Kiedy się obudziłaś kolejnego dnia, czułaś że Sans bawi się Twoimi włosami. Słońce prześwitywało między zasłonami, nadal był wczesny poranek. Otworzyłaś oczy i popatrzyłaś na niego.
-....obry – mruknęłaś zaspana. Zerknął na Ciebie i się uśmiechnął.
-dzień dobry tygrysie, wyspana?
-Nawet. Na swój sposób jesteś wygodny – zaśmiałaś się lekko, a potem ziewnęłaś – A ty?
-ta bajka mnie wykończyła, albo drinki, ale dobrze spałem – przesunął palcami po skórze Twojej głowy leniwie się uśmiechając
-Dobrze się czujesz? - zapytałaś. Pamiętałaś co nie co z wczoraj. Sans przez chwilę bił się z myślami, nie wiedziałaś do końca czy mu pomogłaś czy nie. Chciałaś go lepiej zrozumieć.
-tak, właściwie znacznie lepiej ja... um – westchnął lekko – przepraszam, że na ciebie naskoczyłem
-Chryste Sans, a ile razy ja naskakiwałam na ciebie? - zaśmiałaś się słabo – Mogłam wyżyć się na tobie a ty i tak potem pojawiałeś się w progu, nie masz za co przepraszać debilu.
-heh, prze.... - zaczął, ale przerwał - ... nie przywykłem do gadania o sobie
-To zauważyłam. Odpowiadałeś na moje pytania, ale nigdy nie mówiłeś o przeszłości. Zdaję sobie sprawę że nie była kolorowa. - zmarszczyłaś lekko brwi. Zaczęłaś błądzić dłonią po jego wolnej ręce – Pamiętaj, że zawsze masz mnie
-wiem... to tylko.... skomplikowana sprawa
-W to nie wątpię – odpowiedziałaś – Mimo to zawsze masz mnie. Nie ma żadnego limitu. Mów mi kiedy chcesz o czym chcesz. Dzisiaj, jutro, za rok, za dziesięć lat, kiedy chcesz. Potrzebujesz się wygadać, wiesz?
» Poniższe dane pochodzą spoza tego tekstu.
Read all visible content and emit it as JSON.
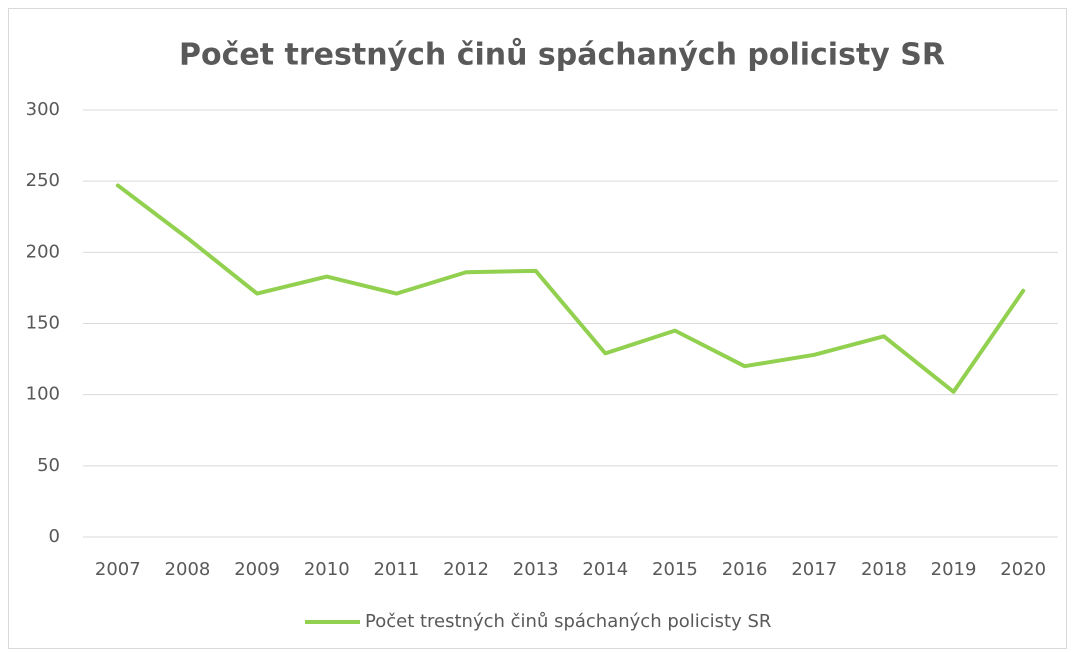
{
  "chart_data": {
    "type": "line",
    "title": "Počet trestných činů spáchaných policisty SR",
    "categories": [
      "2007",
      "2008",
      "2009",
      "2010",
      "2011",
      "2012",
      "2013",
      "2014",
      "2015",
      "2016",
      "2017",
      "2018",
      "2019",
      "2020"
    ],
    "series": [
      {
        "name": "Počet trestných činů spáchaných policisty SR",
        "color": "#92d050",
        "values": [
          247,
          210,
          171,
          183,
          171,
          186,
          187,
          129,
          145,
          120,
          128,
          141,
          102,
          173
        ]
      }
    ],
    "ylim": [
      0,
      300
    ],
    "yticks": [
      0,
      50,
      100,
      150,
      200,
      250,
      300
    ],
    "grid": true,
    "legend": "bottom"
  }
}
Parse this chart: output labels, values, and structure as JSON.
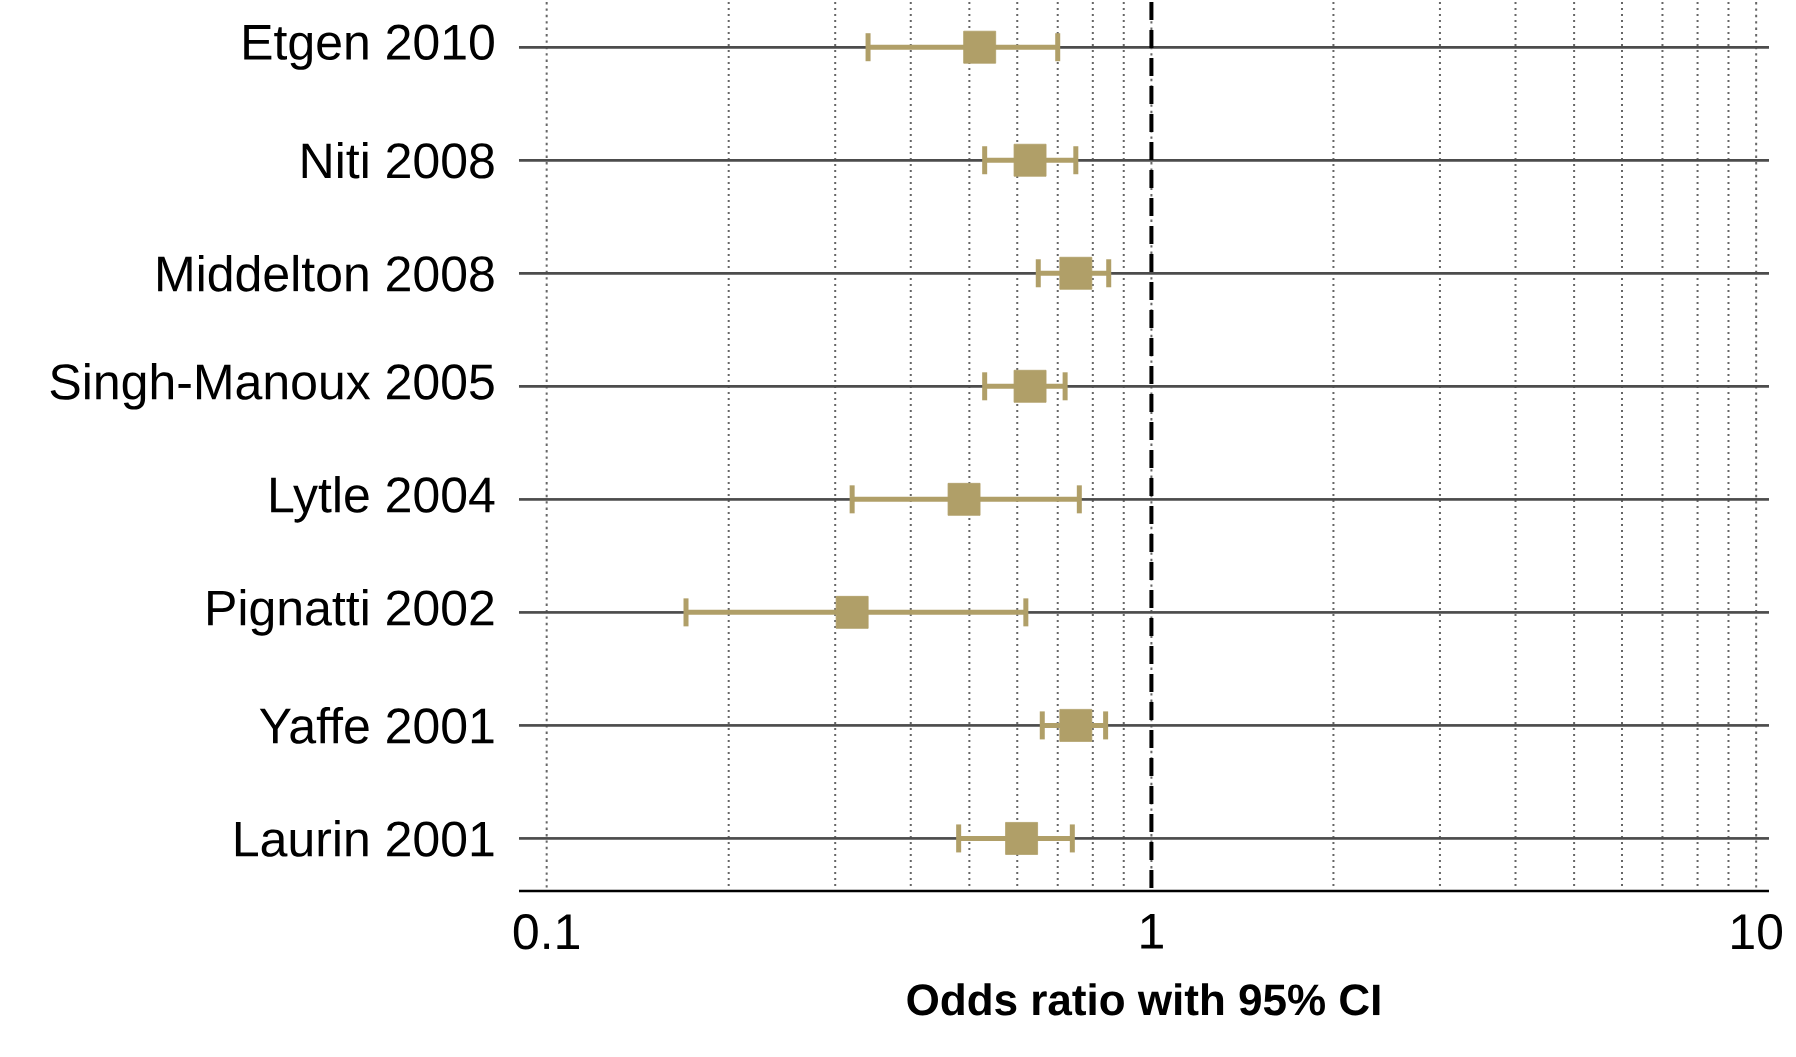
{
  "chart_data": {
    "type": "scatter",
    "orientation": "horizontal",
    "xlabel": "Odds ratio with 95% CI",
    "categories": [
      "Etgen 2010",
      "Niti 2008",
      "Middelton 2008",
      "Singh-Manoux 2005",
      "Lytle 2004",
      "Pignatti 2002",
      "Yaffe 2001",
      "Laurin 2001"
    ],
    "values": [
      0.52,
      0.63,
      0.75,
      0.63,
      0.49,
      0.32,
      0.75,
      0.61
    ],
    "errors": [
      [
        0.34,
        0.7
      ],
      [
        0.53,
        0.75
      ],
      [
        0.65,
        0.85
      ],
      [
        0.53,
        0.72
      ],
      [
        0.32,
        0.76
      ],
      [
        0.17,
        0.62
      ],
      [
        0.66,
        0.84
      ],
      [
        0.48,
        0.74
      ]
    ],
    "color": "#b09f68",
    "xlim": [
      0.09,
      10.5
    ],
    "xticks": [
      0.1,
      1,
      10
    ],
    "log": "x",
    "grid": true,
    "marker": "square",
    "ref_lines": [
      {
        "axis": "x",
        "value": 1,
        "color": "#000000",
        "line_style": "dashed"
      }
    ]
  }
}
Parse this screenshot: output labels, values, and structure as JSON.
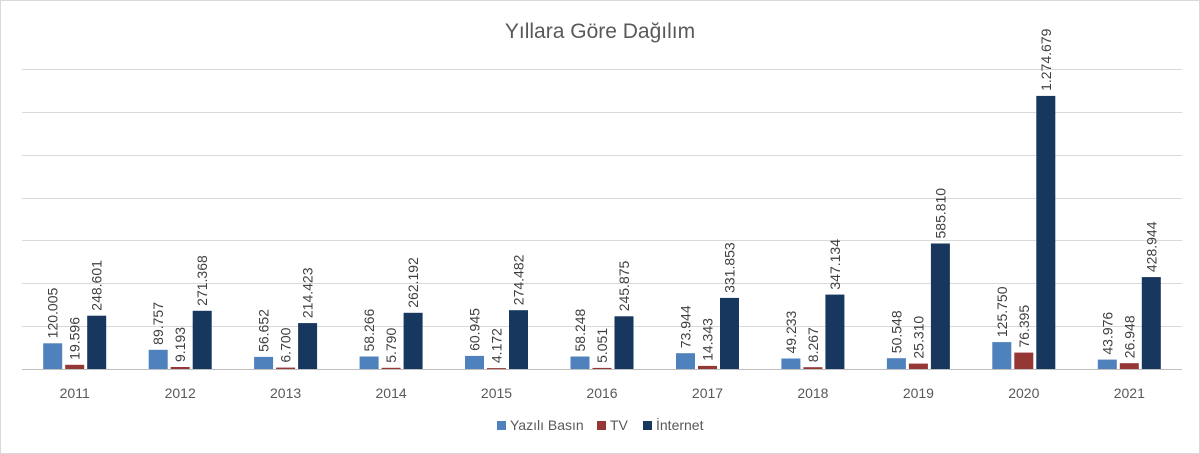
{
  "chart_data": {
    "type": "bar",
    "title": "Yıllara Göre Dağılım",
    "xlabel": "",
    "ylabel": "",
    "categories": [
      "2011",
      "2012",
      "2013",
      "2014",
      "2015",
      "2016",
      "2017",
      "2018",
      "2019",
      "2020",
      "2021"
    ],
    "series": [
      {
        "name": "Yazılı Basın",
        "color": "#4f81bd",
        "values": [
          120005,
          89757,
          56652,
          58266,
          60945,
          58248,
          73944,
          49233,
          50548,
          125750,
          43976
        ],
        "labels": [
          "120.005",
          "89.757",
          "56.652",
          "58.266",
          "60.945",
          "58.248",
          "73.944",
          "49.233",
          "50.548",
          "125.750",
          "43.976"
        ]
      },
      {
        "name": "TV",
        "color": "#953735",
        "values": [
          19596,
          9193,
          6700,
          5790,
          4172,
          5051,
          14343,
          8267,
          25310,
          76395,
          26948
        ],
        "labels": [
          "19.596",
          "9.193",
          "6.700",
          "5.790",
          "4.172",
          "5.051",
          "14.343",
          "8.267",
          "25.310",
          "76.395",
          "26.948"
        ]
      },
      {
        "name": "İnternet",
        "color": "#17375e",
        "values": [
          248601,
          271368,
          214423,
          262192,
          274482,
          245875,
          331853,
          347134,
          585810,
          1274679,
          428944
        ],
        "labels": [
          "248.601",
          "271.368",
          "214.423",
          "262.192",
          "274.482",
          "245.875",
          "331.853",
          "347.134",
          "585.810",
          "1.274.679",
          "428.944"
        ]
      }
    ],
    "ylim": [
      0,
      1400000
    ],
    "y_gridlines": [
      200000,
      400000,
      600000,
      800000,
      1000000,
      1200000,
      1400000
    ],
    "grid": true,
    "legend_position": "bottom",
    "y_axis_labels_shown": false
  }
}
-ta, wiem, czasem komuś się spowiadałem– zaśmiał się słabo – jednak nigdy tego nie pamiętał
-Demencja?
-coś takiego – wyglądał na smutnego – robił najlepsze bugrery jakie jadłem
-Mmmm – wtuliłaś się w niego – To może opowiesz mi o czymś przyjemnym?Jakieś miłe wspomnienia? - zaczęłaś kreślić palcem małe okręgi na jego koszulce. Zadrżał pod dotykiem.
-cóż, czasami paps i ja....
-HEJ! ŚPICIE?! - ktoś zaczął krzyczeć za drzwiami i walić w drzwi. Tooo zdecydowanie głos Undyne, Sans warknął. Zmarszczyłaś brwi zła, że ta słodka chwila została zrujnowana.
-Nie, właśnie wstaliśmy – odpowiedziałaś jej
-TO ZAJEBIŚCIE! Jesteśmy głodne! Chcemy śniadanie! - z jakichś powodów nadal waliła w drzwi. Schowałaś twarz w koszulce Sansa. Westchnął lekko, potem podniósł Twoją głowę za brodę i przysunął do swojej.
-hej, zaczynamy od nowa, tak? damy radę. - mrugnął. Uśmiechnęłaś się – idź się ubrać, zajmę się nimi póki nie będziesz gotowa
-Przyjęłam. Dzięki – przystawiłaś swoje czoło do jego obejmując go rękami. Wyglądał na zaskoczonego wiedząc, że zazwyczaj wolisz go całować, ale ta chwila była dla Ciebie wyjątkowa. Mimo to i tak dałaś mu szybkiego cmoka w zęby i udałaś się do sypialni.
-heh – odparł po prostu i otworzył drzwi dziewczynom. Undyne i Alphys stały czekając na niego.
-Umieramy z głodu, nie mam kurwa zielonego pojęcia gdzie znaleźć żarcie w waszej kuchni – warknęła. Alphys wyglądała na nieco zdenerwowaną.
-N-nie obudziłyśmy was, prawda?
-nie – szybko się przygotowywałaś – przed chwilą wstaliśmy, podoba się jej mew mew kissy cute, tak swoją drogą – Alphys otworzyła szerzej oczy.
-Oh! NAPRAWDĘ?! To świetne anime! Jest tam wiele nawiązań do innych, jestem ciekawa czy je wyłapała. Cieszę się, że się jej podoba bo jedna z bohaterek ma kostium podobny do jej swe.....
-ŚNIADANIE! - przerwała jej Undyne – a potem będziemy nerdować. Ona jest już gotowa?
-undyne, nie minęła nawet minuta
-Pięćdziesiąt siedem sekund to długo! - położyła ręce na biodrach – Chodźmy! - Sans wywrócił oczami, pojawiłaś się za nim. Założyłaś na siebie inny sweter i zmieniłaś spodnie, wsunęłaś nogi w buty, związałaś włosy w koński ogon i pierdoliłaś makijaż.
-Tak, tak, już jestem. Żarcie? - Undyne zmierzyła Cię wzrokiem, a potem popatrzyła na Alphys
-Co chcesz na śniadanie, kochanie? - zapytała słodko.
-G-gofry?
-Znam świetne miejsce – wyszczerzyłaś się. Sans popatrzył na Ciebie z uśmiechem.
-prowadź więc – zaczęłaś schodzić schodami, grupa szła za Tobą. To było dziwne uczucie. Nie wiedziałaś jak potoczy się dzisiejszy dzień, lecz zdecydowanie będzie jeszcze bardziej popierdolony.